Rep. Garret Graves (R-La.), who represents some of the areas hardest hit by Ida, said he also wants to keep students on track and has been in the region advocating for swift restoration of power and internet — two services vital for the successful resumption of classes. But nearly 22,000 energy customers still cannot turn their lights on, and internet outages remain widespread three weeks after the storm.

“We’ve been through smaller storms before, and we pick back up and get rolling pretty quickly,” Graves told POLITICO. “This time is different. It could be months before some areas experience any degree of normalcy.”

Part of the problem is the sheer volume of utility poles that toppled under the force of Ida’s winds. Graves said the state brought in 25,000 linemen to repair and replace all the damaged poles and power lines. University of New Orleans President John Nicklow said he agreed to let the state park 3,000 utility trucks around his school’s arena and concert venues to facilitate that work.

“Any college president or chancellor who says it hasn’t been a wild or disruptive year is kidding themselves,” said Nicklow, whose school resumed classes online last week.

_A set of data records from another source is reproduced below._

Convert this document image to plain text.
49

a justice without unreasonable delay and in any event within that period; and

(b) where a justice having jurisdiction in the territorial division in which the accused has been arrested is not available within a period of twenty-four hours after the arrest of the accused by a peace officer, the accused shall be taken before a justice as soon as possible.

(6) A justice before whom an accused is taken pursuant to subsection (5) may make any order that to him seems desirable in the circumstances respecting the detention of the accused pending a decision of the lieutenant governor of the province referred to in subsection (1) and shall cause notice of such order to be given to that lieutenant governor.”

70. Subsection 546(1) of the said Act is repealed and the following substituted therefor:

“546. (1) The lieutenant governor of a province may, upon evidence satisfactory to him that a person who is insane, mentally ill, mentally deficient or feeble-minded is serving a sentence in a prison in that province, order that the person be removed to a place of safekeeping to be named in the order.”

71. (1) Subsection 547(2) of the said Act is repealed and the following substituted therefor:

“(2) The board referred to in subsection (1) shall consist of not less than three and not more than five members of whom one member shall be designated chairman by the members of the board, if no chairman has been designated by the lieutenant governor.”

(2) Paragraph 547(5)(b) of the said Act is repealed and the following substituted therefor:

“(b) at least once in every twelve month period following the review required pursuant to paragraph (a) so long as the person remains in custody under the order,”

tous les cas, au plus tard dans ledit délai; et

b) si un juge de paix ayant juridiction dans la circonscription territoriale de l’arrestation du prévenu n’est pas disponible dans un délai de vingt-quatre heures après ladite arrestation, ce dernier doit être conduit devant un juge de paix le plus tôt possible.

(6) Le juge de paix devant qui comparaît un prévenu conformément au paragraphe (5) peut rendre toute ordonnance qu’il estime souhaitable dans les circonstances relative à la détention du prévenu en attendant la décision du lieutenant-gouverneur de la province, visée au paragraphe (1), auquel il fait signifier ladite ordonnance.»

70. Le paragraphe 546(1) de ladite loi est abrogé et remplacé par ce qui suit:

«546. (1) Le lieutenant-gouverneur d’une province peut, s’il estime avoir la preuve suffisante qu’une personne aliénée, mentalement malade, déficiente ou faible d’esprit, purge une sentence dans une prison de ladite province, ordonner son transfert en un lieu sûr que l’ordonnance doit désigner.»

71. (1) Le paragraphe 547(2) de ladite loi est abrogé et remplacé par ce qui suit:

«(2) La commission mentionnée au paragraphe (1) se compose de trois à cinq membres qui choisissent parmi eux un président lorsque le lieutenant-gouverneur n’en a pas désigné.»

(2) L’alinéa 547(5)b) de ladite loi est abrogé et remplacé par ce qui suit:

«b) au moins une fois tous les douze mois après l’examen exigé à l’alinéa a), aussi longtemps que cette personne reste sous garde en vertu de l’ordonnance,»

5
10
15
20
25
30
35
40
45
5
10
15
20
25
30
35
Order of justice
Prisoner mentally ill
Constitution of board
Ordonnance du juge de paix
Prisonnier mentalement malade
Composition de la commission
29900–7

He acknowledged how tough it will be for some students to focus on academics when they don’t know where they’re going to live.

“Empathy is the word of the day,” Nicklow said. “Some students who had been coming to class in person will need to switch to remote. Others who lived off campus before the storm may now need on-campus housing.”

Southeastern Louisiana University President John Crain said he also expects recovery from the storm to be uneven among his students and staff. Ida’s eye passed west of campus, so people who live in that area are worse off than ones who live on the east side.

“Even when our campus is ready, and the majority of our people are ready, I know some won’t be able to return at all,” said Crain, whose own office was powered by a generator for several days after the storm swept through.

Southeastern's in-person classes resumed Monday, and one big benefit of bringing students back on campus is the ability to stand up the school’s Covid-19 vaccination clinic again. The university administered 4,000 doses before Ida scuttled hopes for a smooth fall semester, and Crain hopes to make more progress in the weeks ahead. But he knows that’s a tall order.

“When you have a difficult situation, and then you have two at the same time, it doesn’t make either one of them any easier,” he said.